Крылатая Свобода поникла главою, тихие слезы лия: ушло “ее” время — разреженное, нервно-подвижное, отзывчивое, лепкое. Пришло — ригидное, плотно слежавшееся, непроницаемо-твердое на ощупь. Но ведь не само пришло, а при ее активном участии.
“Наставший порядок обступит нас с привычностью леса на горизонте или облаков над головой. Он окружит нас отовсюду. Не будет ничего другого…” Меня удивляет, как точно Пастернак, знавший совсем иные времена, выразил в этих словах (задним числом вложенных в уста Юрия Живаго и поданных как пророчество) мировосприятие “советского человека”. Ощущение замкнутого в себе и как бы остановленного эона. Тем сильнее оно у писателей позднейших генераций, ничего другого не видевших (об этом, кстати, писал Андрей Немзер в статье “Несбывшееся” — “Новый мир”, 1993, № 4). Возьмите самую, пожалуй, интересную, самую талантливую попытку представить иное — “Остров Крым” В. Аксенова. Более полувека продержался белогвардейский “остров”, чтобы в итоге уступить нажиму и стать “тем же самым”, что и все остальное. А впрочем… такова чисто внешняя канва событий. Роман создавался в годы, когда уже “все прогнило”, и сама идея альтернативного пути, возможно, была подсказана смутным чувством, что эон все-таки приблизился к своему концу.

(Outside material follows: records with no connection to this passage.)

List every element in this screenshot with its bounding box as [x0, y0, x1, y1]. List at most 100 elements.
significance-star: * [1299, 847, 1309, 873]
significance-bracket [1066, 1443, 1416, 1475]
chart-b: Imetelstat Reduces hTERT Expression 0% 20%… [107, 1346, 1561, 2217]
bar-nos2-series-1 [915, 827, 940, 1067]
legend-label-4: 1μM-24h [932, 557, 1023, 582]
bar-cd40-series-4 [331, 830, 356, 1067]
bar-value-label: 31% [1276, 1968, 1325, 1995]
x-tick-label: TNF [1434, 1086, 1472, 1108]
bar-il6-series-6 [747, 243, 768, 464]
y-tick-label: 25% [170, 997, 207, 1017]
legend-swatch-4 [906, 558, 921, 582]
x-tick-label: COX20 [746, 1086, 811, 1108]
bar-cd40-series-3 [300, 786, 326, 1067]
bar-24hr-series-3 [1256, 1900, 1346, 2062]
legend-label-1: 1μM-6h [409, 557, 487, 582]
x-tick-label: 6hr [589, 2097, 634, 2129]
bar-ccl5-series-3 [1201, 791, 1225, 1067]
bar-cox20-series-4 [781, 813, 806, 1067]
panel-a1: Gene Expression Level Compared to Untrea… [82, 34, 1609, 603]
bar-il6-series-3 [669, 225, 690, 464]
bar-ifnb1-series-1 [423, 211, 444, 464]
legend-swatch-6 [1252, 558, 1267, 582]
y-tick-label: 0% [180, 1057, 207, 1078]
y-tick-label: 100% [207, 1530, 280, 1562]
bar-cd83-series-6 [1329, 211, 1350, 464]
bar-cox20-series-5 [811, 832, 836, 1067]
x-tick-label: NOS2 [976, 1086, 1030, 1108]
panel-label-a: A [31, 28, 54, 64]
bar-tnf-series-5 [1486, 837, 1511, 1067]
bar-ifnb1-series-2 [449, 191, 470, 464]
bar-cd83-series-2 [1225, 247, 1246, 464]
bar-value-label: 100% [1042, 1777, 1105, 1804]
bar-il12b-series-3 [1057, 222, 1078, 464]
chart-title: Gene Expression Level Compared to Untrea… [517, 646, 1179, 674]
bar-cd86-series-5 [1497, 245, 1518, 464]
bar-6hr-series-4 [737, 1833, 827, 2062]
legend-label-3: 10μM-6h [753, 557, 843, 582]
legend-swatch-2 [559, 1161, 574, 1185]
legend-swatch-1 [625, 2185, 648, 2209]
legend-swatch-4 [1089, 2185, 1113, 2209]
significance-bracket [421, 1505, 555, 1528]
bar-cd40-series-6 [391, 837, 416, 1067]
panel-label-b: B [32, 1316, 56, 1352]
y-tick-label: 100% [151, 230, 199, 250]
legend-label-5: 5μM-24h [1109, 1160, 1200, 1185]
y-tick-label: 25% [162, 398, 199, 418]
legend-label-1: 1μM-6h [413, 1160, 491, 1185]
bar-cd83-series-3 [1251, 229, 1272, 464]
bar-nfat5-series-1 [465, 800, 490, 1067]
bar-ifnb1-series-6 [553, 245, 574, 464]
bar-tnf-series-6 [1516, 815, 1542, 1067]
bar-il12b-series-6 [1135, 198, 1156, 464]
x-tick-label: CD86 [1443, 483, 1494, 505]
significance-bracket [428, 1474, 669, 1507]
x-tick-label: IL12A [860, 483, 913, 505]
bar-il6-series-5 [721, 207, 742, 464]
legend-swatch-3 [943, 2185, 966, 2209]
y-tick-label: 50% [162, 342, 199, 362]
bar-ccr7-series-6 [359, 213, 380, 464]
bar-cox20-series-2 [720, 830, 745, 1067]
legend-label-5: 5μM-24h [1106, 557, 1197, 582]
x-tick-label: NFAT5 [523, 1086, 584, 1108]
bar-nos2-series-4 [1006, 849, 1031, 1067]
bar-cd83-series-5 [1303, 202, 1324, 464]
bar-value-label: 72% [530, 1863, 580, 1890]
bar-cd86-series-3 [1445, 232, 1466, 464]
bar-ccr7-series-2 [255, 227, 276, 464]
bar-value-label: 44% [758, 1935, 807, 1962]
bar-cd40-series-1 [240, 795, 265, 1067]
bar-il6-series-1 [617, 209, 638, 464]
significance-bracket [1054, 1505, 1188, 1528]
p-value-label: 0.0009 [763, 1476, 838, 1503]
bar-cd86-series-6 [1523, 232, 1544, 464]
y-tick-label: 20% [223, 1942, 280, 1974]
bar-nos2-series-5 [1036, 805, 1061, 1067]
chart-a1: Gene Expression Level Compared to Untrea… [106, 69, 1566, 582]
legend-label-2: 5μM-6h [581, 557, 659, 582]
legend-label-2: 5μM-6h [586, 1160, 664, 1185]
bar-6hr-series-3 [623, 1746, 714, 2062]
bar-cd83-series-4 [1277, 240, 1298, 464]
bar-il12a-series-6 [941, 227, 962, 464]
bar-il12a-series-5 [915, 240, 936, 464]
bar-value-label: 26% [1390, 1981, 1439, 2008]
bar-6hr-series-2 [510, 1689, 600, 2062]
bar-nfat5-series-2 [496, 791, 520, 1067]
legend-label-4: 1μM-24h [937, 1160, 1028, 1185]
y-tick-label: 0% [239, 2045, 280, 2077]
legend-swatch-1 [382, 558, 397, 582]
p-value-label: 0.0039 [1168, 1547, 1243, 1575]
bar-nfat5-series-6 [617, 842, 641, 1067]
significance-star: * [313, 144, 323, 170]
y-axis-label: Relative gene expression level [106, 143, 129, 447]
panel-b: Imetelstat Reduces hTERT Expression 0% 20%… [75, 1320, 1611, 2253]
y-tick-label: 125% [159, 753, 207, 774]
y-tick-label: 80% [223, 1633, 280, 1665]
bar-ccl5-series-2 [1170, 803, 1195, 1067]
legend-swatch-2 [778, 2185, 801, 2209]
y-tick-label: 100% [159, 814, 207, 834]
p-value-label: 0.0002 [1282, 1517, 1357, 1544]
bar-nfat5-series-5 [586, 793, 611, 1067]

Листая как-то парижские “Современные записки”, я наткнулся (№ LX за 1936год) на статью неизвестного мне С. Ивановича “Пути русской свободы”. Автор приходит к горькому для себя и своих читателей журнала выводу, что советский строй обладает большим запасом прочности и все попытки сокрушить его в обозримом будущем безнадежны. “Режим, — пишет он, — должен остыть, сложиться, стать └пожилым”, потерять блеск великих событий (хотя бы это были и великие преступления, и великие мерзости), чтобы в отношениях к нему страдающих народных масс могла проявиться свобода оценки и в психике народа могли бы накопиться элементы объективной ориентации в своем собственном положении. Нужно, чтобы исчезли всякие надежды и иллюзии насчет существующего режима, нужно, чтобы на нем осели густые слои пыли…” Лучшие русские умы в рассеянье все же надеялись на счастливый поворот событий, который позволит белой эмиграции победно вернуться на родину, а Иванович угадал правду: не будет счастливого поворота. То есть будет, конечно, но очень-очень нескоро. “Когда нас не станет”…
Все-таки благодарное время мы сейчас переживаем: опять все возможно.
Юрий КАГРАМАНОВ.
1 Первое издание: “Picador”, 1997.
2 Отнюдь не в ура-патриотических, но вполне научных по типу изданиях за последнее время стала явно преобладать точка зрения, что в возникновении холодной войны повинны обе стороны или даже Соединенные Штаты повинны в большей степени, чем Советский Союз. Подобные утверждения находятся в вопиющем противоречии с идеалами научного сообщества, для которого “истина дороже”. Мало того, они еще и стопроцентно антипатриотичны по своей сути, ибо свидетельствуют о нежелании видеть причины тяжелейшего недуга, ныне поразившего Россию (гиперболический милитаризм является одной из них), а значит, и неспособности отыскать пути ее выздоровления.